# What would the character of a Bedlington terrier x whippet lurcher be like



## bingbangboom (Nov 4, 2008)

Hiya,
We have a whippet and we are looking for a little friend for him. I have seen a Bedlington terrierx whippet lurcher . I was wondering if anyone knows what kind of personality this would have and would it be ok with kids?
Thanks


----------



## noushka05 (Mar 28, 2008)

i know a couple of people 1 with a bedlingtonxwhippet its quite small, the other bedlingtonxlurcher is a taller dog, both dogs are worked they are both very very friendly, gentle dogs. As with all dogs they all have their individual characters but most lurcher do seem very good natured & theres loads where i live. Theres also lots in rescue around here & theyre so lovely.


----------



## JSR (Jan 2, 2009)

I have a few friends with bedlington lurchers.
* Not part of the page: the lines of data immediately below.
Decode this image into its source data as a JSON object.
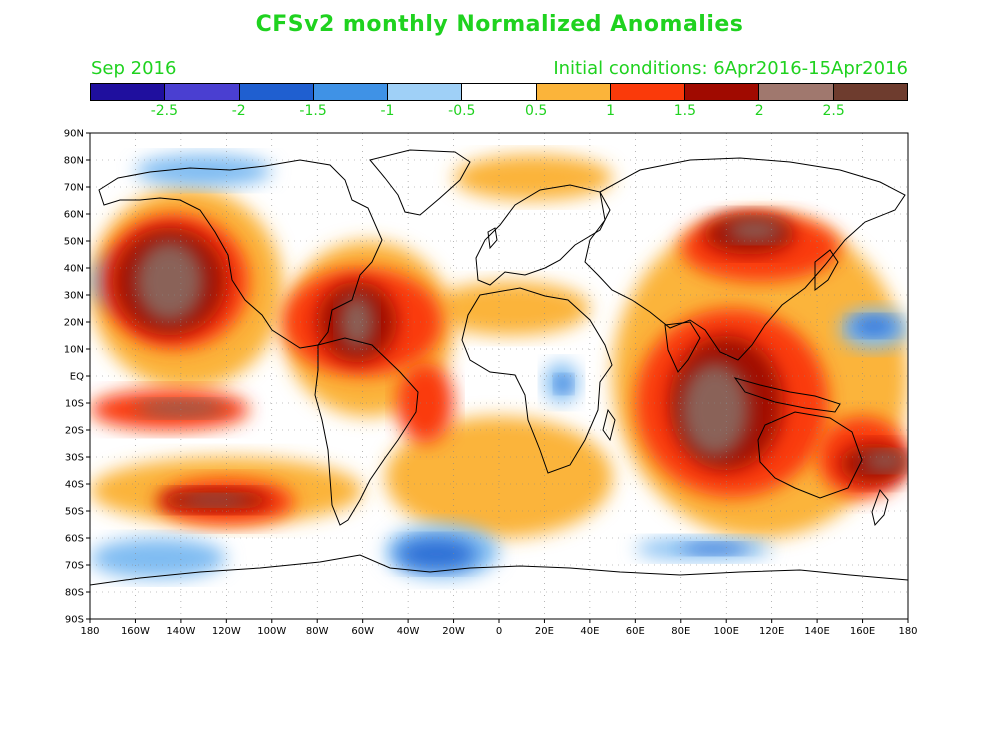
{
  "title": "CFSv2 monthly Normalized Anomalies",
  "subtitle_left": "Sep 2016",
  "subtitle_right": "Initial conditions: 6Apr2016-15Apr2016",
  "colorbar": {
    "colors": [
      "#1f0f9e",
      "#4a3fd1",
      "#1f5fd0",
      "#3f92e6",
      "#9fd0f7",
      "#ffffff",
      "#fbb43a",
      "#fa3a0a",
      "#a00a00",
      "#a0786e",
      "#6e3c2e"
    ],
    "labels": [
      "-2.5",
      "-2",
      "-1.5",
      "-1",
      "-0.5",
      "0.5",
      "1",
      "1.5",
      "2",
      "2.5"
    ]
  },
  "map": {
    "lat_labels": [
      "90N",
      "80N",
      "70N",
      "60N",
      "50N",
      "40N",
      "30N",
      "20N",
      "10N",
      "EQ",
      "10S",
      "20S",
      "30S",
      "40S",
      "50S",
      "60S",
      "70S",
      "80S",
      "90S"
    ],
    "lon_labels": [
      "180",
      "160W",
      "140W",
      "120W",
      "100W",
      "80W",
      "60W",
      "40W",
      "20W",
      "0",
      "20E",
      "40E",
      "60E",
      "80E",
      "100E",
      "120E",
      "140E",
      "160E",
      "180"
    ],
    "anomaly_regions": [
      {
        "level": 1,
        "lon": [
          -180,
          -95
        ],
        "lat": [
          -5,
          70
        ]
      },
      {
        "level": 1,
        "lon": [
          -95,
          -20
        ],
        "lat": [
          -15,
          50
        ]
      },
      {
        "level": 1,
        "lon": [
          50,
          180
        ],
        "lat": [
          -60,
          60
        ]
      },
      {
        "level": 1,
        "lon": [
          -180,
          -60
        ],
        "lat": [
          -55,
          -30
        ]
      },
      {
        "level": 1,
        "lon": [
          -50,
          50
        ],
        "lat": [
          -60,
          -15
        ]
      },
      {
        "level": 1,
        "lon": [
          -30,
          40
        ],
        "lat": [
          15,
          35
        ]
      },
      {
        "level": 1,
        "lon": [
          -20,
          50
        ],
        "lat": [
          65,
          82
        ]
      },
      {
        "level": 2,
        "lon": [
          -175,
          -110
        ],
        "lat": [
          10,
          60
        ]
      },
      {
        "level": 2,
        "lon": [
          -180,
          -110
        ],
        "lat": [
          -20,
          -5
        ]
      },
      {
        "level": 2,
        "lon": [
          -95,
          -25
        ],
        "lat": [
          0,
          40
        ]
      },
      {
        "level": 2,
        "lon": [
          60,
          145
        ],
        "lat": [
          -45,
          25
        ]
      },
      {
        "level": 2,
        "lon": [
          80,
          150
        ],
        "lat": [
          35,
          60
        ]
      },
      {
        "level": 2,
        "lon": [
          -150,
          -90
        ],
        "lat": [
          -55,
          -38
        ]
      },
      {
        "level": 2,
        "lon": [
          140,
          180
        ],
        "lat": [
          -45,
          -15
        ]
      },
      {
        "level": 2,
        "lon": [
          -45,
          -20
        ],
        "lat": [
          -25,
          5
        ]
      },
      {
        "level": 3,
        "lon": [
          -170,
          -120
        ],
        "lat": [
          15,
          55
        ]
      },
      {
        "level": 3,
        "lon": [
          -80,
          -45
        ],
        "lat": [
          5,
          35
        ]
      },
      {
        "level": 3,
        "lon": [
          75,
          125
        ],
        "lat": [
          -35,
          15
        ]
      },
      {
        "level": 3,
        "lon": [
          -150,
          -100
        ],
        "lat": [
          -50,
          -42
        ]
      },
      {
        "level": 3,
        "lon": [
          90,
          130
        ],
        "lat": [
          45,
          60
        ]
      },
      {
        "level": 3,
        "lon": [
          150,
          180
        ],
        "lat": [
          -40,
          -25
        ]
      },
      {
        "level": 4,
        "lon": [
          -160,
          -130
        ],
        "lat": [
          20,
          50
        ]
      },
      {
        "level": 4,
        "lon": [
          -70,
          -55
        ],
        "lat": [
          10,
          30
        ]
      },
      {
        "level": 4,
        "lon": [
          80,
          110
        ],
        "lat": [
          -30,
          5
        ]
      },
      {
        "level": 4,
        "lon": [
          -140,
          -110
        ],
        "lat": [
          -48,
          -44
        ]
      },
      {
        "level": 4,
        "lon": [
          -160,
          -120
        ],
        "lat": [
          -15,
          -9
        ]
      },
      {
        "level": 4,
        "lon": [
          100,
          125
        ],
        "lat": [
          50,
          58
        ]
      },
      {
        "level": 4,
        "lon": [
          160,
          180
        ],
        "lat": [
          -35,
          -28
        ]
      },
      {
        "level": -1,
        "lon": [
          -180,
          -150
        ],
        "lat": [
          25,
          45
        ]
      },
      {
        "level": -1,
        "lon": [
          -180,
          -120
        ],
        "lat": [
          -75,
          -60
        ]
      },
      {
        "level": -1,
        "lon": [
          -50,
          0
        ],
        "lat": [
          -75,
          -55
        ]
      },
      {
        "level": -1,
        "lon": [
          -160,
          -100
        ],
        "lat": [
          70,
          82
        ]
      },
      {
        "level": -1,
        "lon": [
          150,
          180
        ],
        "lat": [
          10,
          25
        ]
      },
      {
        "level": -1,
        "lon": [
          60,
          120
        ],
        "lat": [
          -68,
          -60
        ]
      },
      {
        "level": -1,
        "lon": [
          20,
          35
        ],
        "lat": [
          -10,
          5
        ]
      },
      {
        "level": -2,
        "lon": [
          -45,
          -10
        ],
        "lat": [
          -72,
          -60
        ]
      },
      {
        "level": -2,
        "lon": [
          155,
          175
        ],
        "lat": [
          15,
          22
        ]
      },
      {
        "level": -2,
        "lon": [
          80,
          110
        ],
        "lat": [
          -66,
          -62
        ]
      },
      {
        "level": -2,
        "lon": [
          25,
          32
        ],
        "lat": [
          -6,
          0
        ]
      }
    ]
  }
}
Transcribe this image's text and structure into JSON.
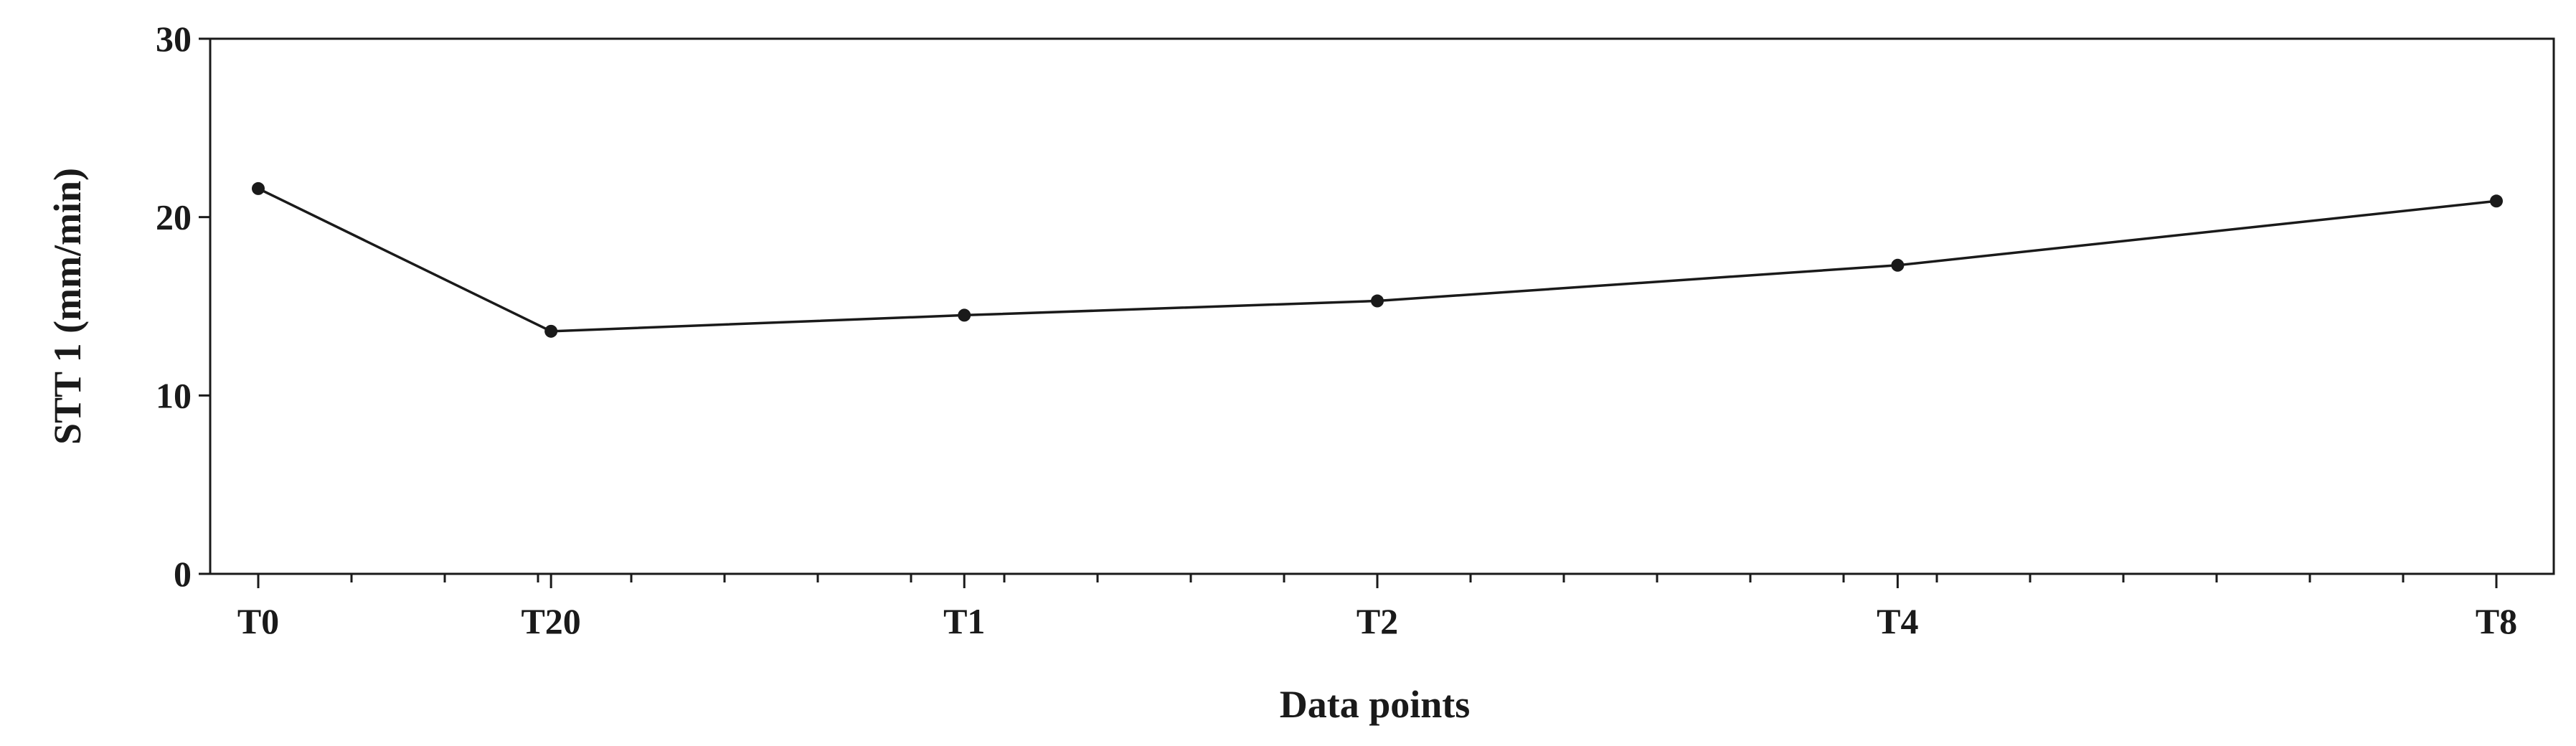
{
  "chart_data": {
    "type": "line",
    "title": "",
    "xlabel": "Data points",
    "ylabel": "STT 1 (mm/min)",
    "x_scale": "log2(1+h)",
    "x": [
      0,
      0.333,
      1,
      2,
      4,
      8
    ],
    "x_labels": [
      "T0",
      "T20",
      "T1",
      "T2",
      "T4",
      "T8"
    ],
    "y": [
      21.6,
      13.6,
      14.5,
      15.3,
      17.3,
      20.9
    ],
    "ylim": [
      0,
      30
    ],
    "yticks": [
      0,
      10,
      20,
      30
    ],
    "grid": false,
    "colors": {
      "line": "#1a1a1a",
      "marker": "#1a1a1a"
    }
  }
}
They are generally very sweet dogs but all the one's I know do have a very high prey drive and it comes out in rather enthesiastic (sp) playing!! My Sidney isn't an unfriendly dog at all but he's had a scrap with one friends beddy because he boinged once too often and mouthed him too roughly!! I know someone who has a whippet girlie and beddy boy and they are really good together, play like nutters for 10 minutes then sleep for hours!!! I always swore my next dog would be a lurcher...ended up with a JRT!!!

Seems to be loads of them in rescue if you are not looking for a pup, loads of them get dumped if they don't work properly. :thumbup1:


----------



## terriermaid (Nov 5, 2007)

being totally prejudice and having a whole litter of 8 to play with at the moment ,i would say there great little dog







s


----------